Assassin’s Creed, la fiction et l’Histoire.

Depuis sept ans déjà, la série de jeux vidéo Assassin’s Creed n’a cessé de tisser sa petite histoire sur la grande Histoire. On y incarne des assassins qui tentent de déjouer un complot historique à travers différentes époques dont la description se situe à mi-chemin entre vision fantasmée et représentation plutôt fidèle. Grand jeu pour les joueurs, objet insolite pour les historiens, Assassin’s Creed n’en donne pas moins un accès certain à l’Histoire.

Un socle historique

Avec presque un épisode par an depuis 2007, Assassin’s Creed a déjà passé en revue plus de cinq-cent ans d’Histoire. Ce long parcours débute en 1191 avec la Troisième Croisade mais on ne peut dire quand elle s’achèvera, puisque la série semble loin d’être terminée (voir le tableau récapitulatif des épisodes ci-dessous). Dans un futur proche, un certain Desmond apprend que ses ancêtres possèdent des informations qui permettraient de déjouer une machination historique se déroulant depuis des siècles. Une curieuse machine lui donne la possibilité de revivre les événements du passé et de recoller ainsi les pièces du puzzle. Ce scénario est habile car il permet aux développeurs de travailler sur n’importe quelle époque. « La vocation de la franchise Assassin’s Creed est d’explorer des périodes historiques fortes » explique François Pelland, producteur du troisième épisode (1). C’est en effet flagrant, dès les premières minutes de jeu on nous transporte dans des lieux connus en présence de personnages historiques.
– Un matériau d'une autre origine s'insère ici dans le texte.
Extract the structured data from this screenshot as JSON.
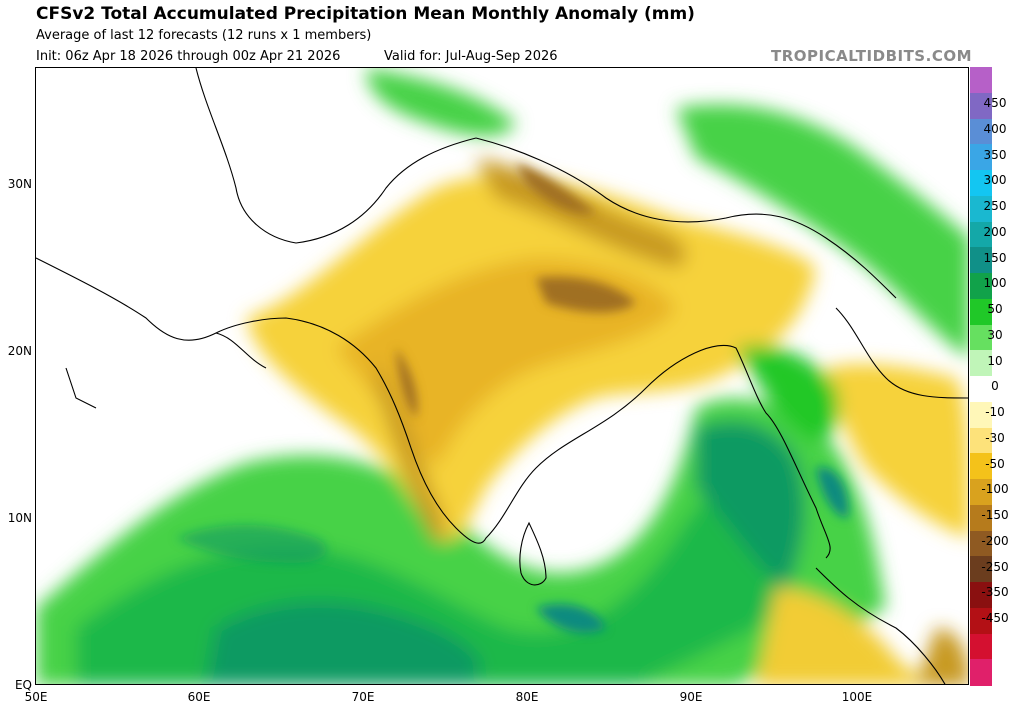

L’espace est conçu comme un grand terrain de jeu où le joueur évolue librement. On y trouve des campagnes, des villes, des mers, mais c’est dans leurs représentations urbaines que les jeux brillent le plus. Rome, Venise, Jérusalem, Constantinople, etc. sont reproduites à merveille avec un soucis du détail dans l’architecture (voir les illustrations ci-dessous). Même si l’échelle n’est pas complètement respectée – les monuments sont à taille réelle mais les villes ont globalement été réduites – l’espace est suffisamment grand pour faire illusion. Il suffit d’observer, d’un point de vue élevé, les quartiers pleins de vie dont on imaginerait presque les odeurs. Tous les monuments et bâtiments connus sont présents et ce sont principalement eux qui favorisent l’immersion.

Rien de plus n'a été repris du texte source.